Transmusicales, 2014, den sorte skole

Den Sorte Skole : où l'on nous fraye dans les paysages


Il faut signaler à quel point les Danois maîtrisent l’art du collage et donc celui, épineux, de la transition : surprenante, baladeuse, parfois improbable, toujours indiscutable ; chaud-froid, souvent, comme lorsqu’un beat porté à ébullition débouche soudain sur une coulée pianistique. Avides de boum-boum, allez voir ailleurs. Cette musique mérite le temps de l’écoute et de la séduction. Mais sachez qu’une fois que vous êtes captés… D’ailleurs, le public du Parc expos ne s’y trompe pas : lorsqu’il nous faudra déguerpir vers un autre hall, la foule à fendre est d’une tout autre nature que celle que nous avons trouvée en entrant. 

transmusicales, 2014, den sorte skole

Den Sorte Skole : a-y-est, collés en orbite


Un saut au hall 8 et une oreille jetée à Vaudou Game. Malgré tout l’amour que l’on peut porter à l’afrobeat, convenons que le Togolais Peter Solo n’a pas inventé la poudre. Le set est fort chaleureux, mais on a déjà entendu aux Trans les rythmiques africaines réinventées avec autrement d’intérêt. Le quintet Jambinai, de Séoul, ne nous convainc guère davantage, aussi prometteur ait-il été sur papier (venant occuper l’habituel créneau du « trad-expérimental », chaque année représenté au festival). Très alléchante en effet l’idée d’amplifier des instruments traditionnels coréens pour donner dans un post-rock sombre et pesant. Mais c’est, justement, pesant, pesant… Comme du métal médiocre. S’il suffisait d’enchaîner les boucles de cordes pincées avant de marteler bruyamment et sans transition pour faire du post-rock, cela se saurait. Bref, déception.

Et comme aux Trans une déception ne va jamais sans une bonne surprise, de retour au hall 8 et complètement par hasard, c’est la jeune black Lizzo que nous prenons en pleine face. Hip-hop ou R’n’B, l’un et l’autre sûrement, peu importe, puisque nous sommes immédiatement noyés sous le flot redoutable et la gestuelle explicite de la chanteuse de Minneapolis, caracolant sur les basses accidentées flirtant parfois avec le dubstep d’une jolie comparse à chapka. Girl power. Une musique pour les hanches, sûr. Mais Lizzo ne se contente pas de remuer le popotin. Sa musique est non seulement efficace et énergique, mais aussi variée, passant avec la même maîtrise du rap hardcore au chant mélodique, et non dénuée de style. On oubliera le bonhomme invité à quitter le public pour venir danser sur scène (probablement sélectionné par le staff, rapidement déshabillé-remué-rhabillé-remballé par l’artiste) : peut-être voulut-elle nous faire plaisir, ce fut sans intérêt. Ce qu’il faut retenir : l’album solo de Lizzo date de 2013, et s’appelle Lizzobangers.

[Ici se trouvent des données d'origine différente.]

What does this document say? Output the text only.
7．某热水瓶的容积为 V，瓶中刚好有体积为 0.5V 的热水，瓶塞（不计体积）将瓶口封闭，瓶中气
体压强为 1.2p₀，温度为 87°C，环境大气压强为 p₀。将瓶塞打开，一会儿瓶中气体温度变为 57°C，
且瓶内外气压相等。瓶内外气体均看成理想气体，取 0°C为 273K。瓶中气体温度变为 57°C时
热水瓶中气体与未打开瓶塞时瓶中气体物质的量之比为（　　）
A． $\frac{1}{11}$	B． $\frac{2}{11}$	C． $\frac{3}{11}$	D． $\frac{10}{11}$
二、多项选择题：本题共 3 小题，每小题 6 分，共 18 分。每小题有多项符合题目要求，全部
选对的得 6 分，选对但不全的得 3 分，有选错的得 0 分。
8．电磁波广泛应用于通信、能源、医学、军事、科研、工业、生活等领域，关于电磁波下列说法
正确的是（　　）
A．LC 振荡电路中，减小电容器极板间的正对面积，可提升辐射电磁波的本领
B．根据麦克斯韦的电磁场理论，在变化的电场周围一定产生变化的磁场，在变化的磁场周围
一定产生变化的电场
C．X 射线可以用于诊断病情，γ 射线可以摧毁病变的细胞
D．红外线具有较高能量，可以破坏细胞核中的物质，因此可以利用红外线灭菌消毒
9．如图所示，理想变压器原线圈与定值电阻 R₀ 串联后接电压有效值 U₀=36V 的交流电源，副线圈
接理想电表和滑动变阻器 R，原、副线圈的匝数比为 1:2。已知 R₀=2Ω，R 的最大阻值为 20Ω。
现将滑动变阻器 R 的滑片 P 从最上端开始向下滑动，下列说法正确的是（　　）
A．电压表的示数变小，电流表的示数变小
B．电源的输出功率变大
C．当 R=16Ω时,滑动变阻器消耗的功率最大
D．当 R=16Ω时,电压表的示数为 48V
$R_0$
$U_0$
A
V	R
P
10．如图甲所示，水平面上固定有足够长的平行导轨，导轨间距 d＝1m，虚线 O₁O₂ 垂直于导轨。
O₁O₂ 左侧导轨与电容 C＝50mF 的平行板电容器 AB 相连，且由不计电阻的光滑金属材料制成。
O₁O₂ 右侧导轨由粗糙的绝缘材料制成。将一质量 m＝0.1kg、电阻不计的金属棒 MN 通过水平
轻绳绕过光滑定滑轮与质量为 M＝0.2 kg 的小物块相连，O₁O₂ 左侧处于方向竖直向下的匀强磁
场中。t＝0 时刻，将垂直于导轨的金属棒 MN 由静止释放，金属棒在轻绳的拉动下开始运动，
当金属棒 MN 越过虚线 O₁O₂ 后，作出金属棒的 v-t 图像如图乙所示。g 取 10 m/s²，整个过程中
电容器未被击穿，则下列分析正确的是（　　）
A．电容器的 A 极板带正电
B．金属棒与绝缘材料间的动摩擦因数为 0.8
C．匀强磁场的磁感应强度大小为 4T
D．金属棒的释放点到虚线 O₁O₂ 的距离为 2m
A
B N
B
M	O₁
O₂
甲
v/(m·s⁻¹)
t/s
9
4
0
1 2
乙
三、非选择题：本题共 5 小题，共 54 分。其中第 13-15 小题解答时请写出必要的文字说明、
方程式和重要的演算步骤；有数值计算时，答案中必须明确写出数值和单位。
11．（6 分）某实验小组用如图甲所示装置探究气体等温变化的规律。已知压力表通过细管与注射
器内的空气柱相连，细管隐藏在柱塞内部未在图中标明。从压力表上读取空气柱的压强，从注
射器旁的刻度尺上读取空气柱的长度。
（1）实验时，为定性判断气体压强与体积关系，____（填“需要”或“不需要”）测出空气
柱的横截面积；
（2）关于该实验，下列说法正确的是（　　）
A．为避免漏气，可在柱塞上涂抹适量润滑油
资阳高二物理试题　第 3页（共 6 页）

L'intégralité du concert de Lizzo, disponible en vidéo grâce à Arte Live Web
 

2h du matin et nous approchons tranquillement de la fin. Too Many Zooz, impeccable brass band minimaliste, enflamme le hall 8 à la suite de leur concitoyenne. Ayant déjà remué devant eux sans les connaître le jour même près des Champs Libres, on se prend à se demander si la rue, qu’ils écument régulièrement, n’est pas davantage pour le trio un terrain approprié qu’un vaste hall bondé qui vibre. Un fort honnête burger et plusieurs gros-sons-qui-tapent-sans-accrocher plus tard, nous terminons devant Awesome Tapes from Africa. Le projet du DJ Brian Shimkovitz, également décliné sur blog et label, est aussi précieux que transparent, puisqu’il consiste à accumuler pour nous les offrir les perles souvent méconnues de la musique populaire du continent noir. Mais avouons-le : les jambes sont lourdes à 5h du matin, et le set est farouchement orienté dance. Nouvelle bouffée de nostalgie pour la vie étudiante – travailler, ça craint. Nous quittons le parc sur les échos classiques des cuivres de Fela, et dans l’attente de l’édition prochaine.